Executed Inmate's Wife Sues Court of Criminal Appeals Judge Keller
Suit argues Court of Criminal Appeals Presiding Judge Sharon Keller violated Michael Richard's due process rights by refusing to hear his appeal only because it was filed after 5pm, an arbitrary deadline set by Keller
By Jordan Smith, Fri., Nov. 16, 2007
On Sept. 25, Keller closed the courthouse to Richard's 11th-hour appeal challenging the constitutionality of the tri-chemical method of lethal injection. Richard's attorneys sought to file the appeal in response to the U.S. Supreme Court's decision that day to review two Kentucky inmates' challenge to the tri-chemical method. The appeal was delayed, however, because of computer problems; at the time, the court did not accept any e-filing, even in life-and-death cases. Although Richard's attorney David Dow, of the University of Houston Law Center, told the court he would need only about 20 additional minutes to get the appeal to the court, Keller refused. "We close at 5," she told reporters. Keller's decision to refuse Richard's appeal meant he was, in effect, blocked from appealing to the Supremes, who likely would have granted his stay.

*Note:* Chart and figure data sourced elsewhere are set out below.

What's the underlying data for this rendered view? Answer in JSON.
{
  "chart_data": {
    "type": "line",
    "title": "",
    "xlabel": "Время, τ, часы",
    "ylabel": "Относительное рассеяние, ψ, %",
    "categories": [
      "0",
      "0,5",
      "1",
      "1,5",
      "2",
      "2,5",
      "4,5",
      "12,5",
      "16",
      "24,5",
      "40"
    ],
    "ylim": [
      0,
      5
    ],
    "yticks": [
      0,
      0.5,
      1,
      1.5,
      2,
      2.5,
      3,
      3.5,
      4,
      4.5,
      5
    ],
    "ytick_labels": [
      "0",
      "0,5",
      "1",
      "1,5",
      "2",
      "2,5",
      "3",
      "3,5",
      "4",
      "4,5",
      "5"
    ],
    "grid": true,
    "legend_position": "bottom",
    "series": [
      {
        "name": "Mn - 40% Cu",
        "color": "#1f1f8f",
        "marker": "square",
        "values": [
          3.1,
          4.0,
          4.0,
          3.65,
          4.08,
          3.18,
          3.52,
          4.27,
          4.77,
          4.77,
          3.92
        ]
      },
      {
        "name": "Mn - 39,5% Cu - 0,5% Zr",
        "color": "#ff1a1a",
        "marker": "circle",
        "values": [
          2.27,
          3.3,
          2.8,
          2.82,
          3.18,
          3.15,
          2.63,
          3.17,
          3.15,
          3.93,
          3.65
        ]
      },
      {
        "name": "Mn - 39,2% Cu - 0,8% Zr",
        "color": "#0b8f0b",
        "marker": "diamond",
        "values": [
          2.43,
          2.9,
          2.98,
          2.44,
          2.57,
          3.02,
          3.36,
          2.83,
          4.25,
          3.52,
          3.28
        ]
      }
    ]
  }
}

Instead, he was executed – the only inmate executed in the U.S. since the high court announced it would review the constitutionality of the lethal injection method.
Marsha Richard's federal lawsuit names Keller in her individual and official capacity, noting that she is not afforded any immunity from the suit because her actions were "without any authority whatever" and were blatantly unconstitutional – indeed, the court has "previously" considered appeals past the alleged 5pm deadline, Richard argues. "No law or rule gave ... Keller the authority to close the court to prevent the appeal," reads the suit. Keller, who has served on the court since 1994, "has participated in hundreds of death penalty appeals and knew the consequence of her actions would be the death of Michael Richard without due process review."
Keller's actions (or inaction) in the Richard case prompted 19 attorneys to sign on to an official complaint filed with the Texas Commission on Judicial Conduct, and nearly 300 attorneys, former judges, and law professors joined a petition asking the CCA to adopt rules for e-filing. Last week the court did just that, allowing lawyers to file electronically in death penalty cases. Marsha Richard's attorney, Randall Kallinen, told the Houston Chronicle that the court's new e-filing rule is "an admission by the [court] that what happened was wrong," but he said it "doesn't fix the problem of someone ordering the stopping of filings." As such, Richard's suit seeks a federal order barring Keller, the CCA, or its clerk from refusing any emergency death penalty filings.
Marsha Richard, who married Michael in November 2002, also seeks unspecified monetary damages and attorney fees.